In the majority of publications about TB control in prisons, researchers mentioned the necessity of improving the environmental conditions of incarceration. They rarely put forward however, concrete proposals. As part of the Global TB Brazil/prisons Project Fund, we developed a program of national reach, in partnership with the National Penitentiary Department/Justice Ministry, whose objective was the proposal of realistic strategies for improving natural ventilation and illumination conditions in prisons. With the participation of architects, health care and security professionals, civil society organizations, the Public Ministry, and Penal Judiciary, regional workshops were carried out which resulted in the elaboration of the Manual for Environmental Interventions for Tuberculosis Control in Prisons28. We distributed the manual amongst these bodies and agencies, in particular, for the directors of the 1302 prison units in the country. The results obtained served as a basis for the elaboration of federal norms for the construction and reform of prisons29.

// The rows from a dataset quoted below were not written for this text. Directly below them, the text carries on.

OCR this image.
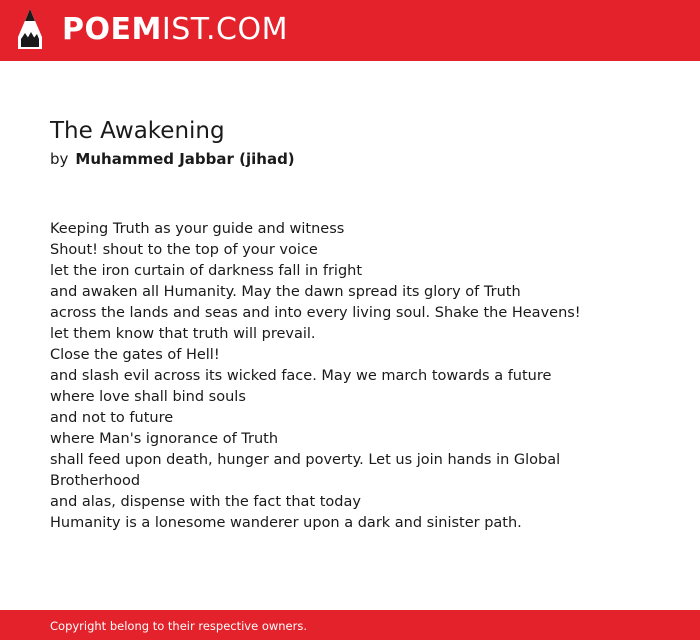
POEMIST.COM
The Awakening
by Muhammed Jabbar (jihad)
Keeping Truth as your guide and witness
Shout! shout to the top of your voice
let the iron curtain of darkness fall in fright
and awaken all Humanity. May the dawn spread its glory of Truth
across the lands and seas and into every living soul. Shake the Heavens!
let them know that truth will prevail.
Close the gates of Hell!
and slash evil across its wicked face. May we march towards a future
where love shall bind souls
and not to future
where Man's ignorance of Truth
shall feed upon death, hunger and poverty. Let us join hands in Global
Brotherhood
and alas, dispense with the fact that today
Humanity is a lonesome wanderer upon a dark and sinister path.
Copyright belong to their respective owners.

Improving environmental conditions is of great importance, however modelling work undertaken by South African researchers30 suggested that overpopulation played an even more significant role in TB dissemination than bad ventilation. Growing overcrowding in prisons put Brazil’s penal policy in check, to the extent that in equalizing punishments for drug trafficking and heinous crimes and in prioritizing incarceration to the detriment of other penal alternatives31,32, it contributed to the sharp spike in PDL numbers in recent years.

We consider of particular importance for the development of interventions adapted to the complexity of prison institutions35 research in the area of psychosociology33,34. Imprisoned people are subjected to penitentiary administration, which fundamentally contents itself with incarceration, while neglecting its role of social reintegration. Allocated in the prisons according to the criminal groups that dominate their communities of origin, the parallel power of these factions5 also equally dominates the PDLs. This double control in a highly hierarchized environment exacerbates the vulnerability of PDLs, driving them to prioritize their survival over health whereas, at the same time, the penitentiary administration prioritizes security.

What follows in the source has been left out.